The Aging Brain

The younger brain, below, shows more synchronized activity than the older brain, above.

Neuroscientists have long used damaged brains as a way to understand normal brain functions. But doing the opposite also works. A group of researchers at Harvard recently looked at the effects of aging on healthy people’s brains and found that as we get older, communication between different brain regions breaks down. This discovery could eventually help scientists better characterize and detect neurodegenerative diseases, including Alzheimer’s, which affects more than 5 million Americans.

Until recently, most scientists looking at the aging brain focused on individual regions, especially those in the frontal lobe, which may shrink or lose activity even in the absence of disease, says Jessica Andrews-Hanna, a doctoral student in psychology at Harvard’s Center for Brain Science and the lead author on the group’s paper (published last December in the journal Neuron). Though other investigators had hypothesized that disconnections might occur in the ebb and flow of signals between regions, it wasn’t easy to measure this until the introduction in the early 1990s of functional magnetic resonance imaging (fMRI), a scanning technique that measures blood flow.

Andrews-Hanna and her colleagues looked at data collected by researchers at Washington University in St. Louis who studied 93 healthy adults between the ages of 18 and 93. (All were prescreened for Alzheimer’s and other neurological diseases.) While lying in an fMRI scanner, the subjects classified single words on a screen as referring either to living or non-living objects. Andrews-Hanna then looked at neural activity during the task in two large-scale networks that span the brain: the default network, used when we’re worrying, thinking of the past and future, or imagining people in our lives; and the attention network, used when we’re focusing on a specific task, such as word processing or math problems.

The scientists found that among young people (in this case, those under 35), the brain regions that make up each distinct network were largely in sync with one another—when one region was activated by the task, the other was, too. But among adults over 60, the brain scans revealed a lot of variation. Some participants’ scans showed almost the same level of synchrony as those of their younger counterparts, but others’ had dropped to zero. When the researchers then used a more direct test to measure communication between regions, they found that those older adults whose brain networks were out of sync also showed a degradation in their white matter, the nerve tissue insulating the brain circuits that support communication. In particular, they noticed, communication lines between the front and back of the brain within the default network (which we also use to daydream) degrade more in older adults than those in the attention network.

“What was really surprising to us was the degree of the effect,” says Andrews-Hanna. “We thought there would be a difference in correlation between young and old adults, but we had absolutely no idea that it would diminish to zero.” She says the implications of the finding aren’t clear. In the study, several of the older adults also took tests measuring their memory, abstract reasoning powers, and processing speed and, not surprisingly, those who performed best were also those whose brain regions were most in sync. Andrews-Hanna is interested in further exploring the default network, whose functions she says are still largely unknown.
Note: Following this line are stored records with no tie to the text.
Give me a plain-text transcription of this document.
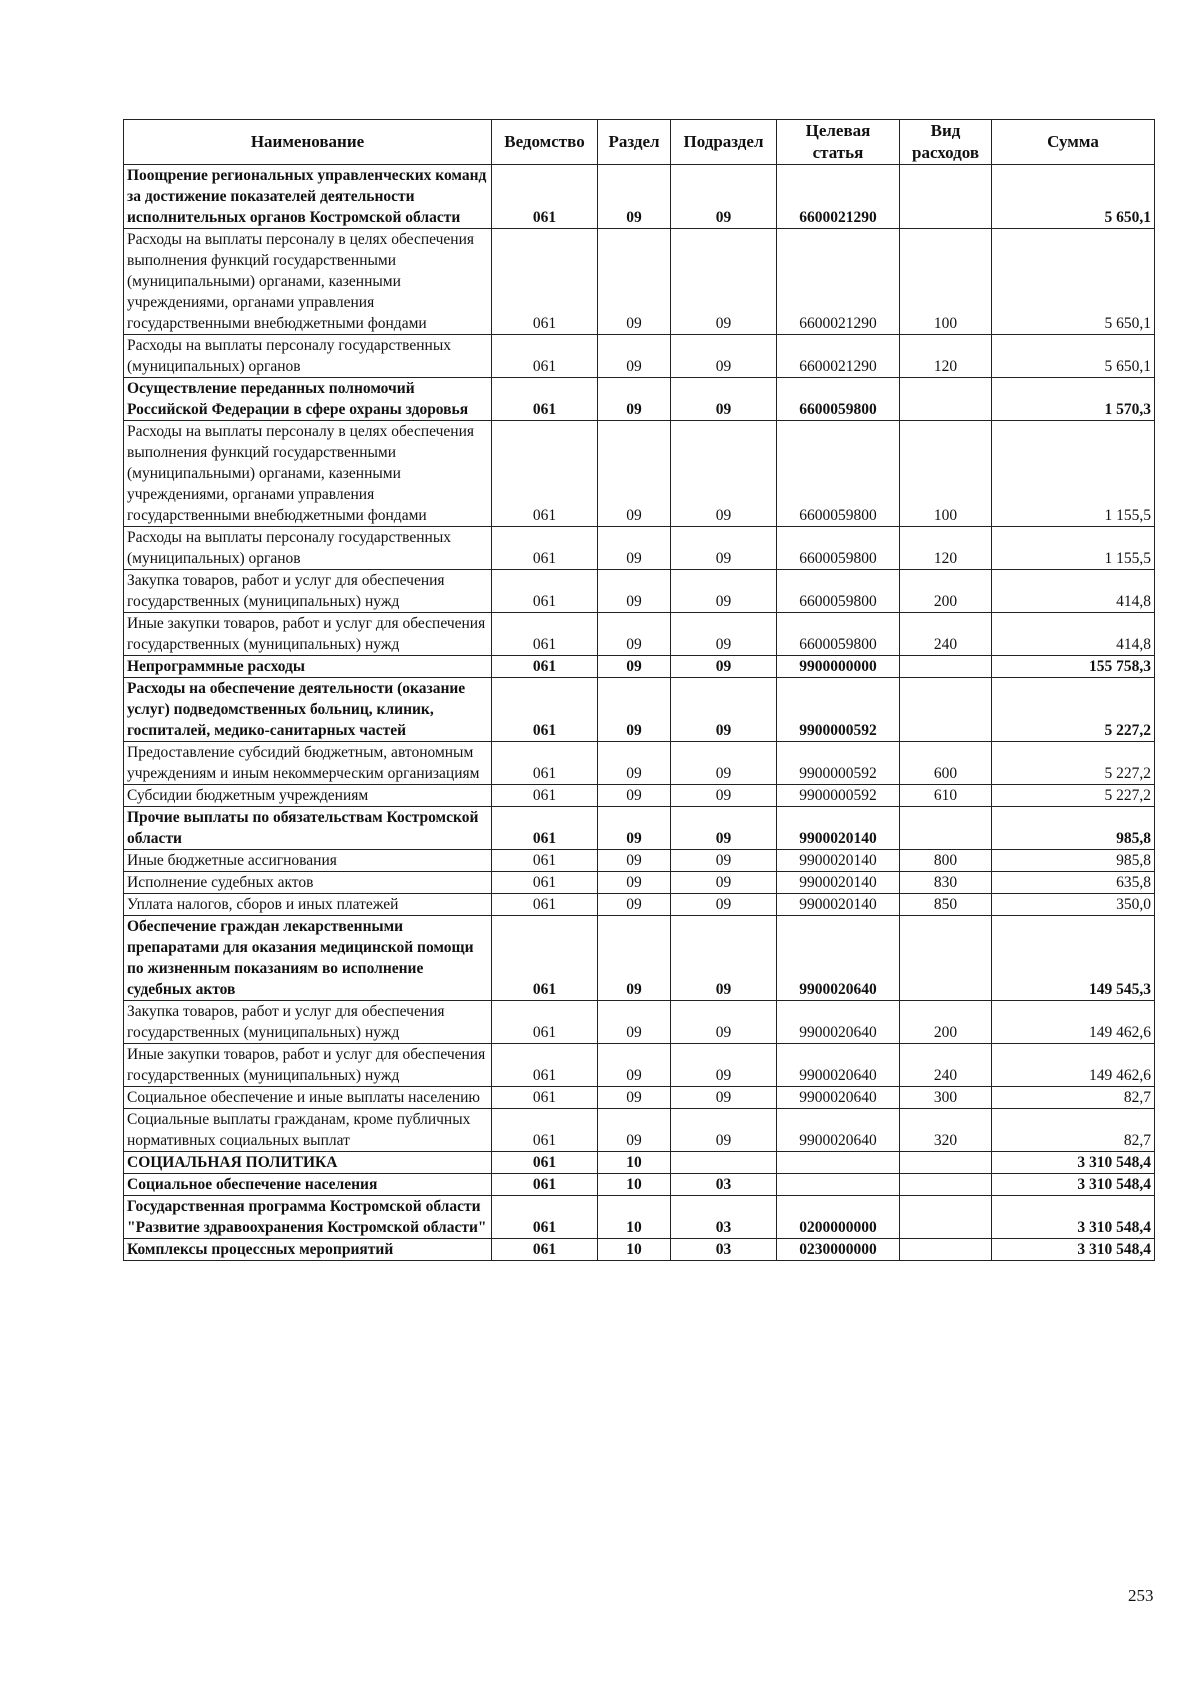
Наименование	Ведомство	Раздел	Подраздел	Целевая статья	Вид расходов	Сумма
Поощрение региональных управленческих команд за достижение показателей деятельности исполнительных органов Костромской области	061	09	09	6600021290		5 650,1
Расходы на выплаты персоналу в целях обеспечения выполнения функций государственными (муниципальными) органами, казенными учреждениями, органами управления государственными внебюджетными фондами	061	09	09	6600021290	100	5 650,1
Расходы на выплаты персоналу государственных (муниципальных) органов	061	09	09	6600021290	120	5 650,1
Осуществление переданных полномочий Российской Федерации в сфере охраны здоровья	061	09	09	6600059800		1 570,3
Расходы на выплаты персоналу в целях обеспечения выполнения функций государственными (муниципальными) органами, казенными учреждениями, органами управления государственными внебюджетными фондами	061	09	09	6600059800	100	1 155,5
Расходы на выплаты персоналу государственных (муниципальных) органов	061	09	09	6600059800	120	1 155,5
Закупка товаров, работ и услуг для обеспечения государственных (муниципальных) нужд	061	09	09	6600059800	200	414,8
Иные закупки товаров, работ и услуг для обеспечения государственных (муниципальных) нужд	061	09	09	6600059800	240	414,8
Непрограммные расходы	061	09	09	9900000000		155 758,3
Расходы на обеспечение деятельности (оказание услуг) подведомственных больниц, клиник, госпиталей, медико-санитарных частей	061	09	09	9900000592		5 227,2
Предоставление субсидий бюджетным, автономным учреждениям и иным некоммерческим организациям	061	09	09	9900000592	600	5 227,2
Субсидии бюджетным учреждениям	061	09	09	9900000592	610	5 227,2
Прочие выплаты по обязательствам Костромской области	061	09	09	9900020140		985,8
Иные бюджетные ассигнования	061	09	09	9900020140	800	985,8
Исполнение судебных актов	061	09	09	9900020140	830	635,8
Уплата налогов, сборов и иных платежей	061	09	09	9900020140	850	350,0
Обеспечение граждан лекарственными препаратами для оказания медицинской помощи по жизненным показаниям во исполнение судебных актов	061	09	09	9900020640		149 545,3
Закупка товаров, работ и услуг для обеспечения государственных (муниципальных) нужд	061	09	09	9900020640	200	149 462,6
Иные закупки товаров, работ и услуг для обеспечения государственных (муниципальных) нужд	061	09	09	9900020640	240	149 462,6
Социальное обеспечение и иные выплаты населению	061	09	09	9900020640	300	82,7
Социальные выплаты гражданам, кроме публичных нормативных социальных выплат	061	09	09	9900020640	320	82,7
СОЦИАЛЬНАЯ ПОЛИТИКА	061	10				3 310 548,4
Социальное обеспечение населения	061	10	03			3 310 548,4
Государственная программа Костромской области "Развитие здравоохранения Костромской области"	061	10	03	0200000000		3 310 548,4
Комплексы процессных мероприятий	061	10	03	0230000000		3 310 548,4
253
She’s also hoping to do follow-up studies to look at whether daydreaming declines with age.

 The correlation approach that Andrews-Hanna used for the study could also be used to explore how Alzheimer’s affects different brain regions, she says. Scientists have typically focused on one region, the hippocampus, but as technology improves, they’re discovering that the disease affects many parts of the brain—and perhaps the relationships among them. Certainly, having a clear picture of the normal aging brain could prove useful for its own sake. Andrews-Hanna suggests a rehabilitation approach: perhaps, she says, we could someday disrupt the effects of natural aging by playing mental games that encourage communication between brain regions.